The Recovery Starts...Here?
Guarded hopefulness was the theme at last week’s XSITE
(XconomySummit on Innovation, Technology and Entrepreneurship) at Boston
University. The theme of the one-day event showcasing Boston-area startups and
VCs was “The Recovery Starts Here.” But the talk in the hallways was instead of
a long, slow slog back to anything resembling normal business conditions.
Initial
results of a survey done by the Xconomy Web
publication showed only
24 percent of attendees felt the US gross national product would increase
by the fourth quarter. But, as someone told me the other day, in today’s
economy “’Flat’ is the new ‘up”.”
The day was nothing if not eclectic: Presentations
by start-ups promising everything from a cure for Alzheimer’s to a “roadable airplane” (not a “flying car”
but an airplane that can hit the road if the weather is bad or the pilot needs
ground transportation.) Perhaps the biggest “innovation” in view, though, was a
new model of fund-raising in which corporations such as EMC fund or direct
research at the area’s colleges that otherwise might have been done by
privately-funded startups. The vendors get low-cost research; the universities
get much-needed revenue. Whatever works, especially in a funding environment
one venture-capitalist called “horrific.”
Collaboration with federal and state governments was
also a major theme.
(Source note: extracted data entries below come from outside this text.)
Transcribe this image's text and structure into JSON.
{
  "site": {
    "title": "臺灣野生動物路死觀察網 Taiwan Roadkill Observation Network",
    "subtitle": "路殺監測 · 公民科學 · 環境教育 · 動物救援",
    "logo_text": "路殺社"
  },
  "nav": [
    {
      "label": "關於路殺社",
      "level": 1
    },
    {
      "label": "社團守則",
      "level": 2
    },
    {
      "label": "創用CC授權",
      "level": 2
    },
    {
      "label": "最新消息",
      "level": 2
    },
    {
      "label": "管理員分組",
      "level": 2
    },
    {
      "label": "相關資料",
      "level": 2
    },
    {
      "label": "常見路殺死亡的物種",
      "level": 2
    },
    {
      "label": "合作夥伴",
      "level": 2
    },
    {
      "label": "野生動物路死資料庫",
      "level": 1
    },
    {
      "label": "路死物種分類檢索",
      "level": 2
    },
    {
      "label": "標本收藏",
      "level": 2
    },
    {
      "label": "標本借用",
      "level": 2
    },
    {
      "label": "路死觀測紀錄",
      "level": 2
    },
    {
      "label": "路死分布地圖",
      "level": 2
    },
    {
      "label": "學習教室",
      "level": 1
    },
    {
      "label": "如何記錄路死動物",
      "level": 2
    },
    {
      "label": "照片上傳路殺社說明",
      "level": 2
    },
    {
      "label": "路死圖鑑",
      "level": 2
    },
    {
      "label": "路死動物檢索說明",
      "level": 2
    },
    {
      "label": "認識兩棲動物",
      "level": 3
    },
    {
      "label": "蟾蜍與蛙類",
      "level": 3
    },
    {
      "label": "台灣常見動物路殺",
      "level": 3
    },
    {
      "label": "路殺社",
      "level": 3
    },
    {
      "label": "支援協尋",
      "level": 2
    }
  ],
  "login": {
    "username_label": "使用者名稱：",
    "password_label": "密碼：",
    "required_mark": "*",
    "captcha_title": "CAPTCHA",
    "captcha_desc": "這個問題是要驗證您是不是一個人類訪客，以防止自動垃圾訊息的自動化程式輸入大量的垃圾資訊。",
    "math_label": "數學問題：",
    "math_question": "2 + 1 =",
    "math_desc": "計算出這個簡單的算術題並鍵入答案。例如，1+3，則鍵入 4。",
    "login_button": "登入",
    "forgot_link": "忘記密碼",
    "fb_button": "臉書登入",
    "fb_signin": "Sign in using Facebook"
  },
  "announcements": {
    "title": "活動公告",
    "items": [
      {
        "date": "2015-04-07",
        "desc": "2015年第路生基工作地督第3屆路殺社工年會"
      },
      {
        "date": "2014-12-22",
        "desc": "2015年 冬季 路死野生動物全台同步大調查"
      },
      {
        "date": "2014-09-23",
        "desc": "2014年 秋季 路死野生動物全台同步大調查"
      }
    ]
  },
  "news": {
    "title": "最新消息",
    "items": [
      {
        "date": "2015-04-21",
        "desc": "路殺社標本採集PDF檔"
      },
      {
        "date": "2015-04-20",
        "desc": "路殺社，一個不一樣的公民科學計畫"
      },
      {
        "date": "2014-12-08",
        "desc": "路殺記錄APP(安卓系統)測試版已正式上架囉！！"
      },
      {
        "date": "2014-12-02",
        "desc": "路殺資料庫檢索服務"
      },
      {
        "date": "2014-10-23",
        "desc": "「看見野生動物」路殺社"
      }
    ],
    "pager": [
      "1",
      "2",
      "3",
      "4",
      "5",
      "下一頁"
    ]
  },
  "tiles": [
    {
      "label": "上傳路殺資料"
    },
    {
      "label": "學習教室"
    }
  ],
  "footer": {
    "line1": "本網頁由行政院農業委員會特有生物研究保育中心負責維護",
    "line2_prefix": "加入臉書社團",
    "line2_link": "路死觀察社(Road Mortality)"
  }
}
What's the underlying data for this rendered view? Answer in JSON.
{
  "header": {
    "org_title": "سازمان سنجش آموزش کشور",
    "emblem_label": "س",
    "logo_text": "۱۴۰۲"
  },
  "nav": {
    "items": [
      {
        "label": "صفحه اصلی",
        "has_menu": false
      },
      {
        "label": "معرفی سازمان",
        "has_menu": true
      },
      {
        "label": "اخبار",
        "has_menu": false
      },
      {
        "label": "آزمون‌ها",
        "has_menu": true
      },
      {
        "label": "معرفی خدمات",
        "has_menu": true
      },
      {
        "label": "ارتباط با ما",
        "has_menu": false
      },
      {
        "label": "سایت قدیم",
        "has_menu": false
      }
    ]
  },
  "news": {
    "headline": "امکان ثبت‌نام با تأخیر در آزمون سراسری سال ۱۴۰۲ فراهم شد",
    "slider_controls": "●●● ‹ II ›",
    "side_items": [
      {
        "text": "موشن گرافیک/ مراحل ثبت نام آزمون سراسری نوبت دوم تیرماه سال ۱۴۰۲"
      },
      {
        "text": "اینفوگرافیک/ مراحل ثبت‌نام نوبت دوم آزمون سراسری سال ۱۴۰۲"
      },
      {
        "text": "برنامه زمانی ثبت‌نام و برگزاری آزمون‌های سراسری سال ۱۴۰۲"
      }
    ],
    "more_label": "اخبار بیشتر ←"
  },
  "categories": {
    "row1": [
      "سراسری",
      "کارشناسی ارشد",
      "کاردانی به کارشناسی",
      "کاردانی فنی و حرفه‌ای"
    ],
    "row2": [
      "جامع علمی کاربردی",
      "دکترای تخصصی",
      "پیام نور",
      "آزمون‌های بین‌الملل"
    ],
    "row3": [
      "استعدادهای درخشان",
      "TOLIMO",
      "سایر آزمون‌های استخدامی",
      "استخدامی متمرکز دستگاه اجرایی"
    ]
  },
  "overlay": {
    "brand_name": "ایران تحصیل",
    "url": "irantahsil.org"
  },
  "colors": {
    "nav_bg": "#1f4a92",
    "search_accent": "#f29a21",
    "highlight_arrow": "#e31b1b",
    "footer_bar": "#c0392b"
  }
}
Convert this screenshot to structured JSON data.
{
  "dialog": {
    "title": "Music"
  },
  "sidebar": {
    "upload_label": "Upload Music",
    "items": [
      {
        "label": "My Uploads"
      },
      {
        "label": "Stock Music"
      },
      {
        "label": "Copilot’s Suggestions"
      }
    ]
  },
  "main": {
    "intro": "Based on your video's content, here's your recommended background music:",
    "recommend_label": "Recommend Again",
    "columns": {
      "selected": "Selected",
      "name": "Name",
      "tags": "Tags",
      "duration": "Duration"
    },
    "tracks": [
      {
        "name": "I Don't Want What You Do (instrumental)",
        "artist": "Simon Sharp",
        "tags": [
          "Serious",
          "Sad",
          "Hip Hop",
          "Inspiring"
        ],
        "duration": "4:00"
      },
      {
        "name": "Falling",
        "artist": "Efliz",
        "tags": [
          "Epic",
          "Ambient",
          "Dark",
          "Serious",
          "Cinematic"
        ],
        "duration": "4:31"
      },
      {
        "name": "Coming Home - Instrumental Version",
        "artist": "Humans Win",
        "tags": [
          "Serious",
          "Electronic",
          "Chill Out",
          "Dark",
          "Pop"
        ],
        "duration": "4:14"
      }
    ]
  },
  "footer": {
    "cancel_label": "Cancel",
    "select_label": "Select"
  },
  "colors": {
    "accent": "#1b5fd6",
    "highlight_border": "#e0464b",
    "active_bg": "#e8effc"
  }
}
Mohamad
Ali, Massachusetts Senior State Executive for IBM, told the conference IBM is
working with New York State to seek funding to develop interoperable standards
for medical health records. He said Massachusetts companies need to get on the
standards bandwagon, as companies seeking to cash in on the federal
government’s drive to digitize medical records will only locate in, and bring
jobs to, areas that have health records standards on which they can build.
While there was plenty of evidence of a tough
economy, there were also glimmers of hope, especially for Massachusetts
companies. One speaker said that Massachusetts still has a number of small
manufacturing firms geared to producing very high-quality, small-volume
production runs of specialized components for military systems – production capacity
that is well-geared to biomedical devices. And panelists at a session on health
care said the federal push to records digitization could spur demand for
everything from security to data mining to cloud-based storage and data
analysis. Another possible growth area: Consultants to help small medical
practices make the jump from paper to digital records.
The highlight of the show was inventor DEKA founder Dean Kamen, of Segue fame
(infamy?), who slouched on stage muttering he was speaking “under protest” but
wound up getting a standing ovation for a call for technologists to support his
F.I.R.S.T. nonprofit, aimed at making
science and engineering as exciting to young people (especially women and
minorities) as “the NBA, NFL or Hollywood.” A Brandeis University study shows
students who took part in the program were more than three times as likely to
major in engineering than those who did
not, and more than twice as likely to expect to pursue a career in science and
technology. Kamen’s message is that, with our exploding national debt and
increasing competition from other countries, we need to draw far more people
into engineering and the sciences than we now are. If even one of them builds
something like the robotic
arm Kamen built for injured veterans it will all have been worth it.